Or, les droits de l’homme ne peuvent exister sans hiérarchie. Quand il y a conflit, il faut que des principes s’imposent aux autres. Il en va ainsi de la liberté religieuse, qui est certes un droit inaliénable, mais qui ne peut, dans la hiérarchie des droits, s’imposer au principe d’égalité. La Cour européenne des droits de l’homme l’a rappelé, en posant très clairement que l’égalité entre l’homme et la femme était un principe supérieur à la liberté religieuse.

On voit se manifester aujourd’hui un travestissement du sens de la liberté de religion telle qu’elle s’est construite dans les pays de tradition catholique principalement. Historiquement, ce principe y avait été conçu, en effet, comme un rempart des minorités religieuses contre l’emprise du culte majoritaire, et non comme un sésame visant à imposer des pratiques motivées par la religion dans l’espace public.

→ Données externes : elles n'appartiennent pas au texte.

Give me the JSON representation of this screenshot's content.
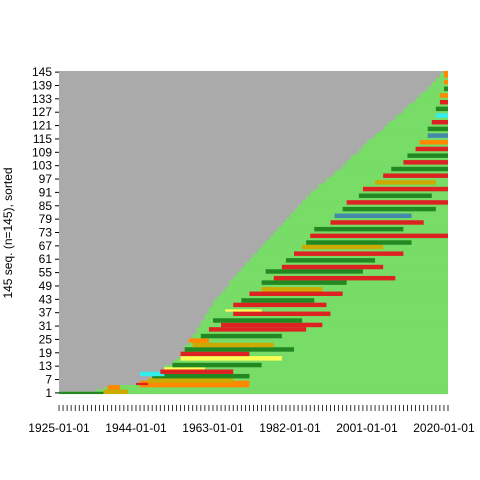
{
  "chart_data": {
    "type": "heatmap",
    "title": "",
    "xlabel": "",
    "ylabel": "145 seq. (n=145), sorted",
    "x_tick_labels": [
      "1925-01-01",
      "1944-01-01",
      "1963-01-01",
      "1982-01-01",
      "2001-01-01",
      "2020-01-01"
    ],
    "x_tick_values": [
      1925,
      1944,
      1963,
      1982,
      2001,
      2020
    ],
    "xlim": [
      1925,
      2021
    ],
    "y_tick_labels": [
      "1",
      "7",
      "13",
      "19",
      "25",
      "31",
      "37",
      "43",
      "49",
      "55",
      "61",
      "67",
      "73",
      "79",
      "85",
      "91",
      "97",
      "103",
      "109",
      "115",
      "121",
      "127",
      "133",
      "139",
      "145"
    ],
    "ylim": [
      0.5,
      145.5
    ],
    "n_sequences": 145,
    "state_colors": {
      "missing": "#aaaaaa",
      "light_green": "#77dd66",
      "dark_green": "#228822",
      "red": "#dd2222",
      "orange": "#ff8800",
      "gold": "#ccaa00",
      "yellow": "#ffff55",
      "cyan": "#33eeee",
      "steel_blue": "#4488aa",
      "purple": "#8866bb"
    },
    "sequence_start_year": [
      1925,
      1934,
      1936,
      1937,
      1945,
      1946,
      1947,
      1948,
      1948,
      1950,
      1950,
      1951,
      1951,
      1953,
      1953,
      1954,
      1955,
      1955,
      1955,
      1956,
      1956,
      1956,
      1957,
      1957,
      1957,
      1958,
      1958,
      1959,
      1959,
      1959,
      1960,
      1960,
      1960,
      1961,
      1961,
      1961,
      1962,
      1962,
      1962,
      1963,
      1963,
      1963,
      1964,
      1964,
      1965,
      1965,
      1966,
      1966,
      1967,
      1967,
      1967,
      1968,
      1968,
      1969,
      1969,
      1970,
      1970,
      1971,
      1971,
      1972,
      1972,
      1973,
      1973,
      1974,
      1974,
      1975,
      1975,
      1976,
      1976,
      1977,
      1977,
      1978,
      1978,
      1979,
      1979,
      1980,
      1980,
      1981,
      1981,
      1982,
      1982,
      1983,
      1983,
      1984,
      1984,
      1985,
      1985,
      1986,
      1986,
      1987,
      1987,
      1988,
      1989,
      1989,
      1990,
      1991,
      1991,
      1992,
      1993,
      1993,
      1994,
      1995,
      1995,
      1996,
      1996,
      1997,
      1997,
      1998,
      1999,
      1999,
      2000,
      2000,
      2001,
      2001,
      2002,
      2003,
      2003,
      2004,
      2005,
      2005,
      2006,
      2006,
      2007,
      2008,
      2008,
      2009,
      2010,
      2010,
      2011,
      2011,
      2012,
      2013,
      2013,
      2014,
      2014,
      2015,
      2016,
      2016,
      2017,
      2017,
      2018,
      2018,
      2019,
      2019,
      2020
    ],
    "state_runs": [
      {
        "rows": [
          1,
          1
        ],
        "from": 1925,
        "to": 1936,
        "state": "dark_green"
      },
      {
        "rows": [
          1,
          2
        ],
        "from": 1936,
        "to": 1942,
        "state": "gold"
      },
      {
        "rows": [
          3,
          4
        ],
        "from": 1937,
        "to": 1940,
        "state": "orange"
      },
      {
        "rows": [
          4,
          6
        ],
        "from": 1945,
        "to": 1972,
        "state": "orange"
      },
      {
        "rows": [
          5,
          5
        ],
        "from": 1944,
        "to": 1947,
        "state": "red"
      },
      {
        "rows": [
          6,
          7
        ],
        "from": 1947,
        "to": 1968,
        "state": "gold"
      },
      {
        "rows": [
          8,
          9
        ],
        "from": 1948,
        "to": 1972,
        "state": "dark_green"
      },
      {
        "rows": [
          9,
          10
        ],
        "from": 1945,
        "to": 1951,
        "state": "cyan"
      },
      {
        "rows": [
          10,
          11
        ],
        "from": 1950,
        "to": 1968,
        "state": "red"
      },
      {
        "rows": [
          12,
          12
        ],
        "from": 1951,
        "to": 1961,
        "state": "yellow"
      },
      {
        "rows": [
          13,
          14
        ],
        "from": 1953,
        "to": 1975,
        "state": "dark_green"
      },
      {
        "rows": [
          16,
          17
        ],
        "from": 1955,
        "to": 1980,
        "state": "yellow"
      },
      {
        "rows": [
          18,
          19
        ],
        "from": 1955,
        "to": 1972,
        "state": "red"
      },
      {
        "rows": [
          20,
          21
        ],
        "from": 1956,
        "to": 1983,
        "state": "dark_green"
      },
      {
        "rows": [
          22,
          23
        ],
        "from": 1958,
        "to": 1978,
        "state": "gold"
      },
      {
        "rows": [
          24,
          25
        ],
        "from": 1957,
        "to": 1962,
        "state": "orange"
      },
      {
        "rows": [
          26,
          27
        ],
        "from": 1960,
        "to": 1980,
        "state": "dark_green"
      },
      {
        "rows": [
          29,
          30
        ],
        "from": 1962,
        "to": 1986,
        "state": "red"
      },
      {
        "rows": [
          31,
          32
        ],
        "from": 1965,
        "to": 1990,
        "state": "red"
      },
      {
        "rows": [
          33,
          34
        ],
        "from": 1963,
        "to": 1985,
        "state": "dark_green"
      },
      {
        "rows": [
          36,
          37
        ],
        "from": 1968,
        "to": 1992,
        "state": "red"
      },
      {
        "rows": [
          38,
          38
        ],
        "from": 1966,
        "to": 1975,
        "state": "yellow"
      },
      {
        "rows": [
          40,
          41
        ],
        "from": 1968,
        "to": 1991,
        "state": "red"
      },
      {
        "rows": [
          42,
          43
        ],
        "from": 1970,
        "to": 1988,
        "state": "dark_green"
      },
      {
        "rows": [
          45,
          46
        ],
        "from": 1972,
        "to": 1995,
        "state": "red"
      },
      {
        "rows": [
          47,
          48
        ],
        "from": 1975,
        "to": 1990,
        "state": "gold"
      },
      {
        "rows": [
          50,
          51
        ],
        "from": 1975,
        "to": 1996,
        "state": "dark_green"
      },
      {
        "rows": [
          52,
          53
        ],
        "from": 1978,
        "to": 2008,
        "state": "red"
      },
      {
        "rows": [
          55,
          56
        ],
        "from": 1976,
        "to": 2000,
        "state": "dark_green"
      },
      {
        "rows": [
          57,
          58
        ],
        "from": 1980,
        "to": 2005,
        "state": "red"
      },
      {
        "rows": [
          60,
          61
        ],
        "from": 1981,
        "to": 2003,
        "state": "dark_green"
      },
      {
        "rows": [
          63,
          64
        ],
        "from": 1983,
        "to": 2010,
        "state": "red"
      },
      {
        "rows": [
          66,
          67
        ],
        "from": 1985,
        "to": 2005,
        "state": "gold"
      },
      {
        "rows": [
          68,
          69
        ],
        "from": 1986,
        "to": 2012,
        "state": "dark_green"
      },
      {
        "rows": [
          71,
          72
        ],
        "from": 1987,
        "to": 2021,
        "state": "red"
      },
      {
        "rows": [
          74,
          75
        ],
        "from": 1988,
        "to": 2010,
        "state": "dark_green"
      },
      {
        "rows": [
          77,
          78
        ],
        "from": 1992,
        "to": 2015,
        "state": "red"
      },
      {
        "rows": [
          80,
          81
        ],
        "from": 1993,
        "to": 2012,
        "state": "steel_blue"
      },
      {
        "rows": [
          83,
          84
        ],
        "from": 1995,
        "to": 2018,
        "state": "dark_green"
      },
      {
        "rows": [
          86,
          87
        ],
        "from": 1996,
        "to": 2021,
        "state": "red"
      },
      {
        "rows": [
          89,
          90
        ],
        "from": 1999,
        "to": 2017,
        "state": "dark_green"
      },
      {
        "rows": [
          92,
          93
        ],
        "from": 2000,
        "to": 2021,
        "state": "red"
      },
      {
        "rows": [
          95,
          96
        ],
        "from": 2003,
        "to": 2018,
        "state": "gold"
      },
      {
        "rows": [
          98,
          99
        ],
        "from": 2005,
        "to": 2021,
        "state": "red"
      },
      {
        "rows": [
          101,
          102
        ],
        "from": 2007,
        "to": 2021,
        "state": "dark_green"
      },
      {
        "rows": [
          104,
          105
        ],
        "from": 2010,
        "to": 2021,
        "state": "red"
      },
      {
        "rows": [
          107,
          108
        ],
        "from": 2011,
        "to": 2021,
        "state": "dark_green"
      },
      {
        "rows": [
          110,
          111
        ],
        "from": 2013,
        "to": 2021,
        "state": "red"
      },
      {
        "rows": [
          113,
          114
        ],
        "from": 2014,
        "to": 2021,
        "state": "orange"
      },
      {
        "rows": [
          116,
          117
        ],
        "from": 2016,
        "to": 2021,
        "state": "steel_blue"
      },
      {
        "rows": [
          119,
          120
        ],
        "from": 2016,
        "to": 2021,
        "state": "dark_green"
      },
      {
        "rows": [
          122,
          123
        ],
        "from": 2017,
        "to": 2021,
        "state": "red"
      },
      {
        "rows": [
          125,
          126
        ],
        "from": 2018,
        "to": 2021,
        "state": "cyan"
      },
      {
        "rows": [
          128,
          129
        ],
        "from": 2018,
        "to": 2021,
        "state": "dark_green"
      },
      {
        "rows": [
          131,
          132
        ],
        "from": 2019,
        "to": 2021,
        "state": "red"
      },
      {
        "rows": [
          134,
          135
        ],
        "from": 2019,
        "to": 2021,
        "state": "orange"
      },
      {
        "rows": [
          137,
          138
        ],
        "from": 2020,
        "to": 2021,
        "state": "dark_green"
      },
      {
        "rows": [
          140,
          141
        ],
        "from": 2020,
        "to": 2021,
        "state": "orange"
      },
      {
        "rows": [
          143,
          145
        ],
        "from": 2020,
        "to": 2021,
        "state": "orange"
      }
    ],
    "grid": false,
    "legend": "none"
  }
}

Car il est évident que nul pays européen ne connaît une situation de persécution religieuse de nos jours, et que les atteintes à la liberté de religion ne se rencontrent en ce début de XXIe siècle que là où des minorités religieuses sont bafouées dans leur droit d’exercer pacifiquement leur religion, en Asie et en Afrique principalement.

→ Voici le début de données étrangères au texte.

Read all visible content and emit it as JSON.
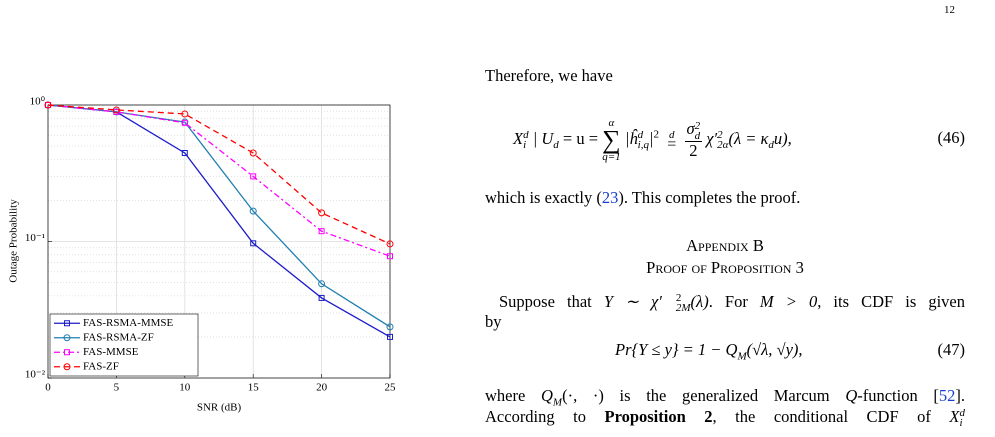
{
  "page_number": "12",
  "chart_data": {
    "type": "line",
    "xlabel": "SNR (dB)",
    "ylabel": "Outage Probability",
    "x": [
      0,
      5,
      10,
      15,
      20,
      25
    ],
    "xlim": [
      0,
      25
    ],
    "xticks": [
      0,
      5,
      10,
      15,
      20,
      25
    ],
    "ylim": [
      0.01,
      1
    ],
    "yscale": "log",
    "yticks": [
      {
        "value": 1,
        "label": "10⁰"
      },
      {
        "value": 0.1,
        "label": "10⁻¹"
      },
      {
        "value": 0.01,
        "label": "10⁻²"
      }
    ],
    "grid": true,
    "minor_grid": true,
    "legend": "lower left",
    "series": [
      {
        "name": "FAS-RSMA-MMSE",
        "color": "#1c1cc8",
        "marker": "square",
        "linestyle": "solid",
        "values": [
          1.0,
          0.89,
          0.445,
          0.097,
          0.0386,
          0.02
        ]
      },
      {
        "name": "FAS-RSMA-ZF",
        "color": "#1f7fb0",
        "marker": "circle",
        "linestyle": "solid",
        "values": [
          1.0,
          0.89,
          0.75,
          0.167,
          0.049,
          0.0237
        ]
      },
      {
        "name": "FAS-MMSE",
        "color": "#ff00ff",
        "marker": "square",
        "linestyle": "dashdot",
        "values": [
          1.0,
          0.89,
          0.74,
          0.3,
          0.119,
          0.078
        ]
      },
      {
        "name": "FAS-ZF",
        "color": "#ff0000",
        "marker": "circle",
        "linestyle": "dashed",
        "values": [
          1.0,
          0.92,
          0.86,
          0.445,
          0.162,
          0.096
        ]
      }
    ]
  },
  "document": {
    "text_1": "Therefore, we have",
    "equation_46": {
      "atoms": [
        "X",
        "d",
        "i",
        "| U",
        "d",
        " = u = ",
        "α",
        "∑",
        "q=1",
        "|ĥ",
        "d",
        "i,q",
        "|",
        "2",
        "d",
        "=",
        "σ",
        "2",
        "d",
        "2",
        "χ′",
        "2",
        "2α",
        "(λ = κ",
        "d",
        "u),"
      ],
      "number": "(46)"
    },
    "text_2": [
      "which is exactly (",
      "23",
      "). This completes the proof."
    ],
    "appendix_title": "Appendix B",
    "appendix_subtitle": "Proof of Proposition 3",
    "text_3": [
      "Suppose that ",
      "Y ∼ χ′",
      "2",
      "2M",
      "(λ)",
      ". For ",
      "M > 0",
      ", its CDF is given"
    ],
    "text_4": "by",
    "equation_47": {
      "atoms": [
        "Pr{Y ≤ y} = 1 − Q",
        "M",
        "(√λ, √y),"
      ],
      "number": "(47)"
    },
    "text_5": [
      "where ",
      "Q",
      "M",
      "(·, ·)",
      " is the generalized Marcum ",
      "Q",
      "-function [",
      "52",
      "]."
    ],
    "text_6": [
      "According to ",
      "Proposition 2",
      ", the conditional CDF of ",
      "X",
      "d",
      "i"
    ]
  }
}
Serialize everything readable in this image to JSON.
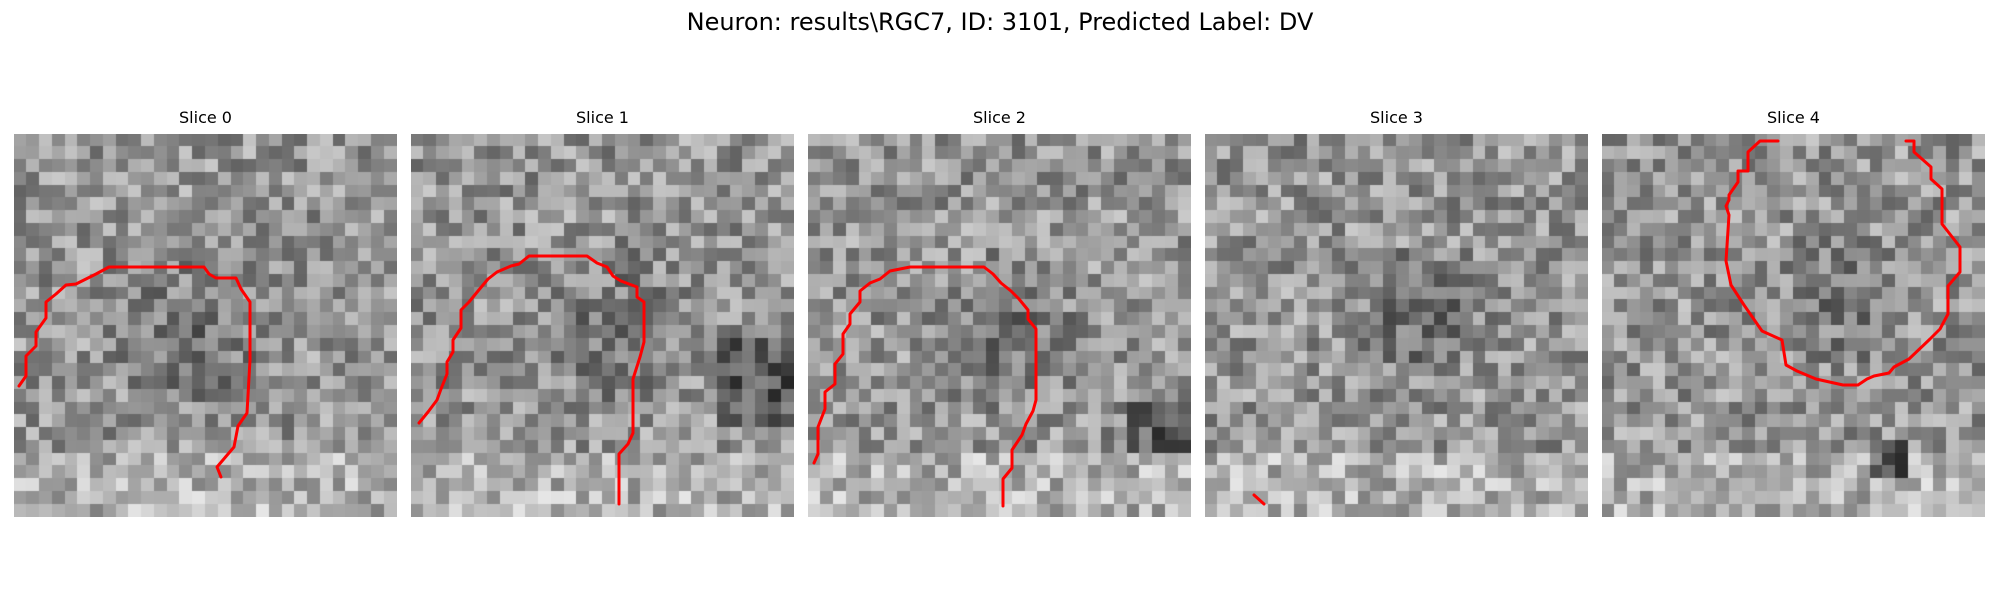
{
  "figure": {
    "title": "Neuron: results\\RGC7, ID: 3101, Predicted Label: DV"
  },
  "slices": [
    {
      "label": "Slice 0",
      "tone": "slice-0",
      "outline_color": "#ff0000"
    },
    {
      "label": "Slice 1",
      "tone": "slice-1",
      "outline_color": "#ff0000"
    },
    {
      "label": "Slice 2",
      "tone": "slice-2",
      "outline_color": "#ff0000"
    },
    {
      "label": "Slice 3",
      "tone": "slice-3",
      "outline_color": "#ff0000"
    },
    {
      "label": "Slice 4",
      "tone": "slice-4",
      "outline_color": "#ff0000"
    }
  ]
}
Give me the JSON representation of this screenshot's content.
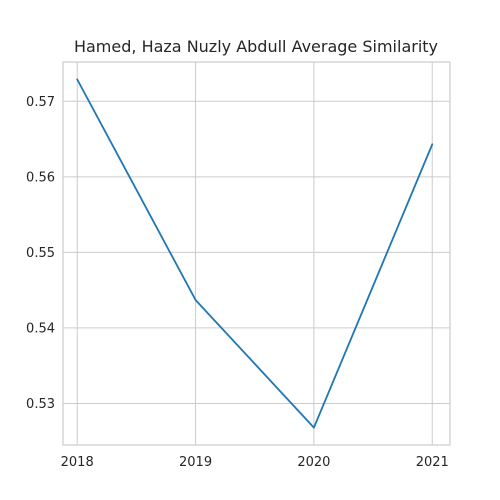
{
  "chart_data": {
    "type": "line",
    "title": "Hamed, Haza Nuzly Abdull Average Similarity",
    "xlabel": "",
    "ylabel": "",
    "x": [
      "2018",
      "2019",
      "2020",
      "2021"
    ],
    "series": [
      {
        "values": [
          0.5729,
          0.5437,
          0.5268,
          0.5643
        ],
        "color": "#1f77b4"
      }
    ],
    "xlim": [
      2017.88,
      2021.15
    ],
    "ylim": [
      0.5245,
      0.5752
    ],
    "yticks": [
      "0.53",
      "0.54",
      "0.55",
      "0.56",
      "0.57"
    ],
    "yticks_values": [
      0.53,
      0.54,
      0.55,
      0.56,
      0.57
    ],
    "grid": true,
    "legend": "none"
  }
}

« Plus que jamais, les défenseurs des droits de l’homme incluent la liberté religieuse dans leur agenda », a déclaré Mgr Silvano Tomasi, observateur permanent du Saint-Siège aux Nations-Unies à Genève, intervenant ce 12 septembre dernier lors de la conférence internationale organisée à l’Université catholique d’Amérique à Washington sur le thème « Liberté religieuse internationale : un impératif pour la paix et le bien commun ». « Il est clair, a-t-il souligné, que la liberté religieuse est désormais au centre du débat courant », et « il n’y a pas de doute que la liberté religieuse soit sous pression dans le monde ».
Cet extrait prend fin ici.